Although Cohen’s kappa accounts for chance agreement, the literature has noted that the assumptions made about rater independence may overestimate chance agreement, thereby underestimating the agreement value [26, 27]. The implication for his study is that because of the low incidence of many of the complications, the kappa statistics are not robust to very small changes in agreement.

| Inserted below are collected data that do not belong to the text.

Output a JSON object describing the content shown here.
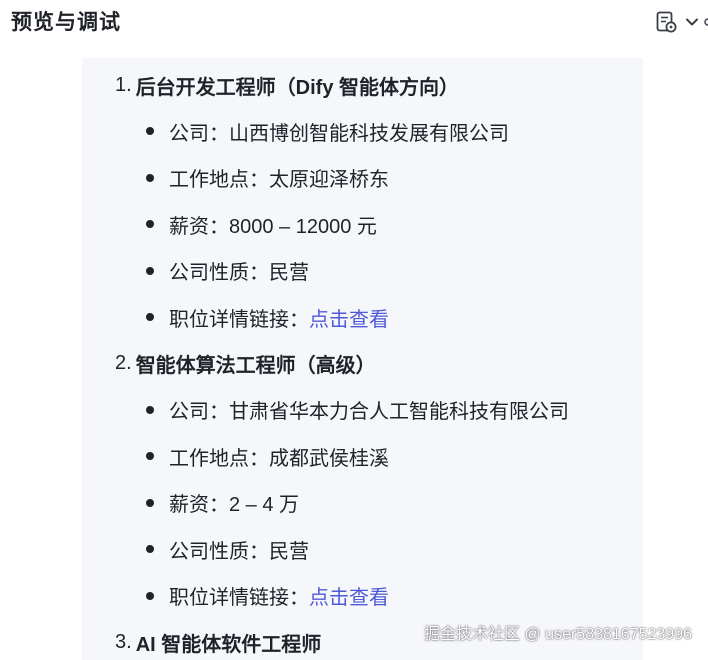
{
  "header": {
    "title": "预览与调试",
    "tool_icon": "document-settings-icon",
    "dropdown_icon": "chevron-down-icon"
  },
  "jobs": [
    {
      "number": "1.",
      "title": "后台开发工程师（Dify 智能体方向）",
      "details": [
        {
          "label": "公司：",
          "value": "山西博创智能科技发展有限公司"
        },
        {
          "label": "工作地点：",
          "value": "太原迎泽桥东"
        },
        {
          "label": "薪资：",
          "value": "8000 – 12000 元"
        },
        {
          "label": "公司性质：",
          "value": "民营"
        },
        {
          "label": "职位详情链接：",
          "value": "点击查看"
        }
      ]
    },
    {
      "number": "2.",
      "title": "智能体算法工程师（高级）",
      "details": [
        {
          "label": "公司：",
          "value": "甘肃省华本力合人工智能科技有限公司"
        },
        {
          "label": "工作地点：",
          "value": "成都武侯桂溪"
        },
        {
          "label": "薪资：",
          "value": "2 – 4 万"
        },
        {
          "label": "公司性质：",
          "value": "民营"
        },
        {
          "label": "职位详情链接：",
          "value": "点击查看"
        }
      ]
    },
    {
      "number": "3.",
      "title": "AI 智能体软件工程师"
    }
  ],
  "watermark": "掘金技术社区 @ user5838167523996",
  "colors": {
    "text": "#1f2329",
    "link": "#4e5ad8",
    "panel_background": "#f6f7fb"
  }
}
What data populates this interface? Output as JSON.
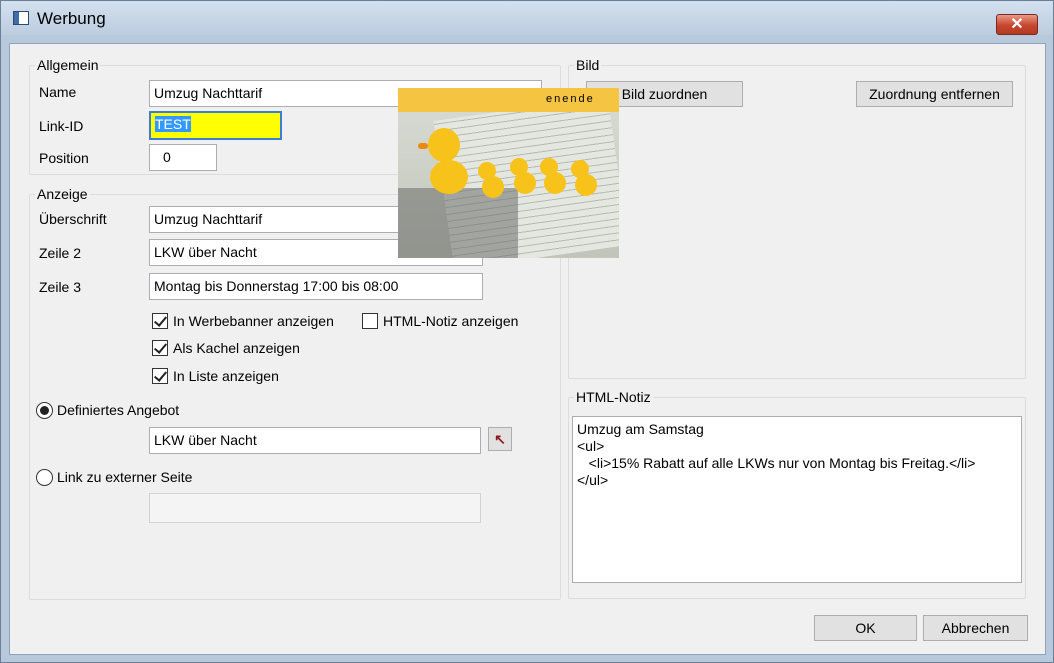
{
  "window": {
    "title": "Werbung",
    "close_label": "✕"
  },
  "allgemein": {
    "legend": "Allgemein",
    "name_label": "Name",
    "name_value": "Umzug Nachttarif",
    "linkid_label": "Link-ID",
    "linkid_value": "TEST",
    "position_label": "Position",
    "position_value": "0"
  },
  "anzeige": {
    "legend": "Anzeige",
    "ueberschrift_label": "Überschrift",
    "ueberschrift_value": "Umzug Nachttarif",
    "zeile2_label": "Zeile 2",
    "zeile2_value": "LKW über Nacht",
    "zeile3_label": "Zeile 3",
    "zeile3_value": "Montag bis Donnerstag 17:00 bis 08:00",
    "cb_werbebanner": "In Werbebanner anzeigen",
    "cb_html_notiz": "HTML-Notiz anzeigen",
    "cb_kachel": "Als Kachel anzeigen",
    "cb_liste": "In Liste anzeigen",
    "checked": {
      "werbebanner": true,
      "html_notiz": false,
      "kachel": true,
      "liste": true
    },
    "radio_angebot": "Definiertes Angebot",
    "angebot_value": "LKW über Nacht",
    "radio_extern": "Link zu externer Seite",
    "extern_value": ""
  },
  "bild": {
    "legend": "Bild",
    "zuordnen_label": "Bild zuordnen",
    "entfernen_label": "Zuordnung entfernen",
    "image_banner_text": "enende"
  },
  "html_notiz": {
    "legend": "HTML-Notiz",
    "content": "Umzug am Samstag\n<ul>\n   <li>15% Rabatt auf alle LKWs nur von Montag bis Freitag.</li>\n</ul>"
  },
  "footer": {
    "ok_label": "OK",
    "cancel_label": "Abbrechen"
  },
  "icons": {
    "window": "window-icon",
    "pick": "arrow-up-left-icon"
  }
}
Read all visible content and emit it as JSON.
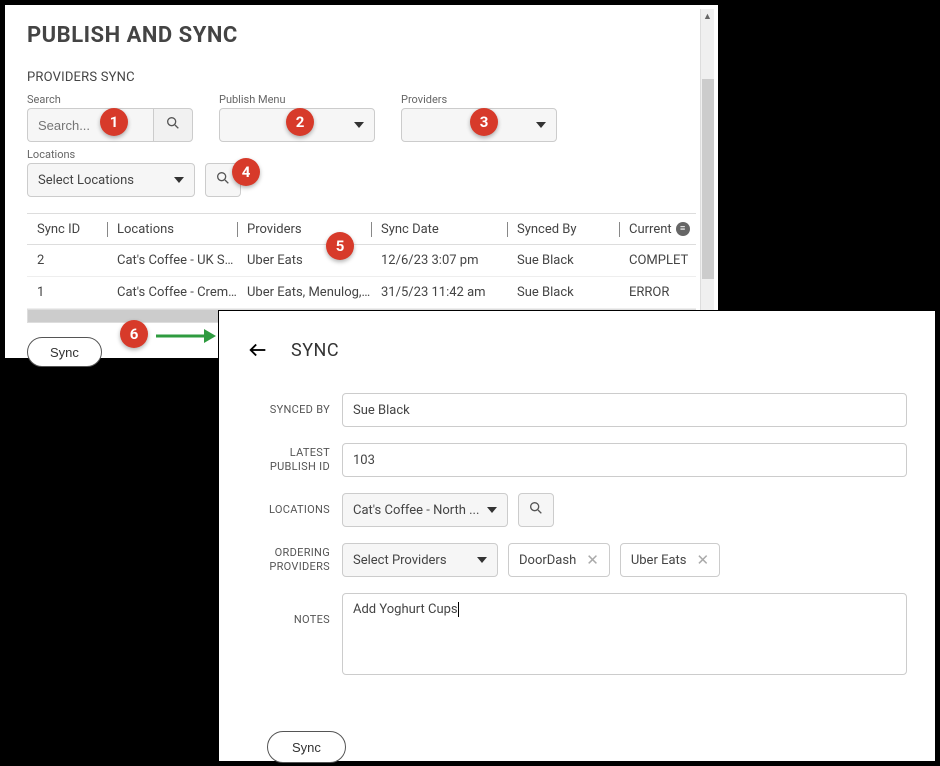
{
  "panel1": {
    "title": "PUBLISH AND SYNC",
    "subtitle": "PROVIDERS SYNC",
    "filters": {
      "search_label": "Search",
      "search_placeholder": "Search...",
      "publish_menu_label": "Publish Menu",
      "publish_menu_value": "",
      "providers_label": "Providers",
      "providers_value": "",
      "locations_label": "Locations",
      "locations_value": "Select Locations"
    },
    "table": {
      "headers": {
        "sync_id": "Sync ID",
        "locations": "Locations",
        "providers": "Providers",
        "sync_date": "Sync Date",
        "synced_by": "Synced By",
        "current": "Current"
      },
      "rows": [
        {
          "id": "2",
          "locations": "Cat's Coffee - UK So...",
          "providers": "Uber Eats",
          "sync_date": "12/6/23 3:07 pm",
          "synced_by": "Sue Black",
          "current": "COMPLET"
        },
        {
          "id": "1",
          "locations": "Cat's Coffee - Cremo...",
          "providers": "Uber Eats, Menulog, ...",
          "sync_date": "31/5/23 11:42 am",
          "synced_by": "Sue Black",
          "current": "ERROR"
        }
      ]
    },
    "sync_button": "Sync"
  },
  "panel2": {
    "title": "SYNC",
    "labels": {
      "synced_by": "SYNCED BY",
      "latest_publish_id": "LATEST PUBLISH ID",
      "locations": "LOCATIONS",
      "ordering_providers": "ORDERING PROVIDERS",
      "notes": "NOTES"
    },
    "values": {
      "synced_by": "Sue Black",
      "latest_publish_id": "103",
      "locations_selected": "Cat's Coffee - North ...",
      "providers_placeholder": "Select Providers",
      "provider_chips": [
        "DoorDash",
        "Uber Eats"
      ],
      "notes": "Add Yoghurt Cups"
    },
    "sync_button": "Sync"
  },
  "badges": [
    "1",
    "2",
    "3",
    "4",
    "5",
    "6"
  ],
  "colors": {
    "badge": "#d73a2a",
    "arrow": "#2e9b3f"
  }
}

Patients followed up outside the six-month mark were not excluded because in clinical practice not all patients are reviewed at the same time point by surgeons. This was addressed by including subgroup analyses in which patients reviewed at six months post-surgery can be compared to those followed up at different times, which showed no significant differences. Further, this study accepted the surgeons’ records as gold standard as it reflects the real-life surgeon awareness of patient complications. Studies have discussed that although surgeons may have a better idea about what constitutes “true” medical and surgical complications, only the patients have the complete picture of adverse events [8, 11, 28]. Surgeons may also be susceptible to overlooking minor complications and keeping incomplete or inaccurate records, and alternative care sought from other health services for complications will not have been captured [14]. However, using patient recollection as the gold standard has its own set of problems, as it may be subject to recall bias. Both sources have limitations and this study suggests that agreement values (percentage agreement) may be more appropriate in assessing the accuracy of PRC.

Conclusion

Accurate but efficient ascertainment of complication rates following surgery remains a highly important aspect of not only surgeon appraisal, but also of patient satisfaction and continuing improvements in medical care. The high concordance for true negative results along with high specificity, NPV and percentage agreement found in this study are encouraging, as it indicates that complication rates following THA and TKA are low, and PRC are accurate in this regard. However, the low sensitivity and PPV must be improved, and we suggest that improved wording and clarity of questionnaires used by registries to elicit these data from patients would aid in achieving this.